By: Martin O’brien
I don’t think I’m alone when I say that hearing someone intone, “I’ve been in this business for 25 years and…”, doesn’t always make me hang on every word that follows. Granted, words of wisdom may be forthcoming, but that opener sounds a little too much like, “When I was young, I walked barefoot to school in the snow”.
There are times when history and experience does serve us, especially when perspective is called for. So now, let us journey forward in car business history all the way to present day. The news of the day for F&I is that we are on the way out… that we are all going to be replaced by a one-on-one approach, wherein the salesperson takes the customer all the way through the process. Another recent rumor circulating is that AI, (artificial intelligence), will handle the Business Office. And then there’s the old standard, that banking regulations and government interference will make F&I obsolete. That one takes you back, doesn’t it? I’ve been in this business for, well, let’s just say a long time. Okay, stay with me! All I’m saying is the news of the death of F&I due to encroaching regulations is, as WC Fields once famously said, “greatly exaggerated”.
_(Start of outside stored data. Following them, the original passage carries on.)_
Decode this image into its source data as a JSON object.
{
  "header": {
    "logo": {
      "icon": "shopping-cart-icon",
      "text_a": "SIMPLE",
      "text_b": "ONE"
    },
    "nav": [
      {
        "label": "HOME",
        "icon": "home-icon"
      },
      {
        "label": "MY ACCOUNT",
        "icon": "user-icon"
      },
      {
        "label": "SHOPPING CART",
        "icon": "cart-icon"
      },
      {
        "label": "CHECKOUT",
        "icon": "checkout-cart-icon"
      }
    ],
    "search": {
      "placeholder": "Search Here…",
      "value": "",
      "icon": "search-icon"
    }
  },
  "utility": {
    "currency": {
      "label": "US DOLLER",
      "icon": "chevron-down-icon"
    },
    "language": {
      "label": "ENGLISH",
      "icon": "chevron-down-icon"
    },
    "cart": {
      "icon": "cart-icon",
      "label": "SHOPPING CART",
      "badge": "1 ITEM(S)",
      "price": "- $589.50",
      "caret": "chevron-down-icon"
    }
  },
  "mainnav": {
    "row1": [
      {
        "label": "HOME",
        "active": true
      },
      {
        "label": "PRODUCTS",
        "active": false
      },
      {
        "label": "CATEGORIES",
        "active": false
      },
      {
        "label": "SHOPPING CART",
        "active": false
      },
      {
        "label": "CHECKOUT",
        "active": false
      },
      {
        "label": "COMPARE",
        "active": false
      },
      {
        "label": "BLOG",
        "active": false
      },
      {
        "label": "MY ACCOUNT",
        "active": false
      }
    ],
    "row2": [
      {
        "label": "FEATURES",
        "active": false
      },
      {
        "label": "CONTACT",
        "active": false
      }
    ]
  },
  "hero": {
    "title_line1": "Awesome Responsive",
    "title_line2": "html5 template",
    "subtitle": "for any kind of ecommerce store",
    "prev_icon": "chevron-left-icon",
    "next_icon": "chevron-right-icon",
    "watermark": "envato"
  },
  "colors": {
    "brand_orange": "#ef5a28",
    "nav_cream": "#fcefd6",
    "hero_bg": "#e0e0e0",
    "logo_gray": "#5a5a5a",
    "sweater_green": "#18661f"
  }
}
So, for purposes of this discussion, let’s stick to that recent incarnation, the one-on-one design. My philosophy on these predictions takes two approaches. The first goes along the lines of observations based on history, i.e., time in the business.
I’ve been hearing about the impending doom of the F&I Department for 15-20 years easily. During this span of time, we’ve managed to eke out a living. So much so that in the years 2014, 2015, and 2016, F&I revenues averaged a 10% increase for each year. That doesn’t sound like a department that needs fixing, does it?
Thinking in specifics, I know of one major used car group that has used the one-on-one framework for many years. Though seemingly a working business model for this company, it is apparently not contagious, since it has gone on for years with few other organizations adopting the model. One size fits all rarely works. Let’s face it; the non-negotiated single price for vehicles has not exactly set the world on fire!
Conversely, no matter how slim the chances are of F&I’s dramatic transformation, we all know of industries that have undergone big shifts and even extinctions. Does anybody remember those high definition picture tube televisions? How about HD DVD?
This leads to my second approach. It is the Boy Scouts Motto, be prepared.
Something tells me you already know this. I’m no detective, but, if you’re reading this article, and others like it, you’re already preparing yourself to succeed. Whether your particular field of endeavor grows, changes, or drops off the face of the earth, you are still in the driver’s seat. Having the self discipline to stay involved and up to date with your career goes a long way to fulfillment.
So, keep doing the things that make you better. Maybe throw in a little cross-training. Knowing sales or service management certainly won’t hurt your F&I skills.
When you make the effort to improve with a few simple steps, you take your rightful place in an exclusive club whose membership dues are counted in sweat equity. And that is a currency that spends well in any future of F&I.